André fixa son père, les pièces du puzzle commençant à se remettre en place dans sa tête. Mais la dernière chose qu’il ne s’attendait pas à entendre, c’était que ce médaillon était désormais entre ses mains, ce qui signifiait qu’il était à présent l’héritier de ce lourd fardeau.
Il regarda Aïda, dont le visage s’était éclairé d’une expression de compréhension. Son passé, le sien, tout cela semblait lié d’une manière étrange et inexplicable. Mais plus que tout, il comprit qu’il ne pourrait pas tourner la page avant d’avoir résolu ce mystère.
Il faut que tu comprennes, dit son père. Tu vas devoir décider ce que tu vas faire avec ce médaillon. Il est à toi, et ce pouvoir, ce fardeau… est le tien maintenant.

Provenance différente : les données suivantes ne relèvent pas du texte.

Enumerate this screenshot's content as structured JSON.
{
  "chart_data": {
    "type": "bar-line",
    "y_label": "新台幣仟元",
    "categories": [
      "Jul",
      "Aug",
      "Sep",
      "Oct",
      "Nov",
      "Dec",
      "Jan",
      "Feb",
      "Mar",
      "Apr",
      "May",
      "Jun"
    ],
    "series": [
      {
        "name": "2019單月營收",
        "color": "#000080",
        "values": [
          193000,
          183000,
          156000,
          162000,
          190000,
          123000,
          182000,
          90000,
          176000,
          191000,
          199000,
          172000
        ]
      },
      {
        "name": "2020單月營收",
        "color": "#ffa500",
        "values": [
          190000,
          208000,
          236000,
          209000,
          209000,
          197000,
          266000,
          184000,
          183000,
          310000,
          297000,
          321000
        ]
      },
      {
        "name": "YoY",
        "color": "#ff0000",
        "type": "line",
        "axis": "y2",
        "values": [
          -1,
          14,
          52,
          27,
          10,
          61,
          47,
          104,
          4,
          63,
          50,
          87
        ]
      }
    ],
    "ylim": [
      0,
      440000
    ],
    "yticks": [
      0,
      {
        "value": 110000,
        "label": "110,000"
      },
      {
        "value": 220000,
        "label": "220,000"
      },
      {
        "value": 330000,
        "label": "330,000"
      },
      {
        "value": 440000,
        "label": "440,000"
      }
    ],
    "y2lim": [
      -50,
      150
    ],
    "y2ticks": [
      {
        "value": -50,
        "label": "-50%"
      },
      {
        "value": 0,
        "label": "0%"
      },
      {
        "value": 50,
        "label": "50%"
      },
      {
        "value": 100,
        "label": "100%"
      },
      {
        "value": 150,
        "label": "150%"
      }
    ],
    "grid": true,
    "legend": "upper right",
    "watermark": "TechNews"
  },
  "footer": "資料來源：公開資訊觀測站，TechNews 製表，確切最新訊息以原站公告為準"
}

André se sentit soudainement lourd de responsabilité. Les choses allaient-elles changer pour lui ? Ou allait-il suivre le chemin qui semblait tracé devant lui, à travers des épreuves et des décisions difficiles ?
Ce que je vais faire, c’est comprendre, répondit-il, déterminé. Je vais découvrir pourquoi ce médaillon existe, et pourquoi il est lié à nous. Mais je vais le faire seul… ou avec ceux en qui je peux avoir confiance.
Aïda hocha la tête. Leur vie, à partir de ce moment, prendrait un tour imprévu, les amenant tous les deux à une quête pour découvrir la vérité cachée derrière ce mystérieux héritage. La véritable histoire d’Aïda, d’André et de leurs familles ne faisait que commencer.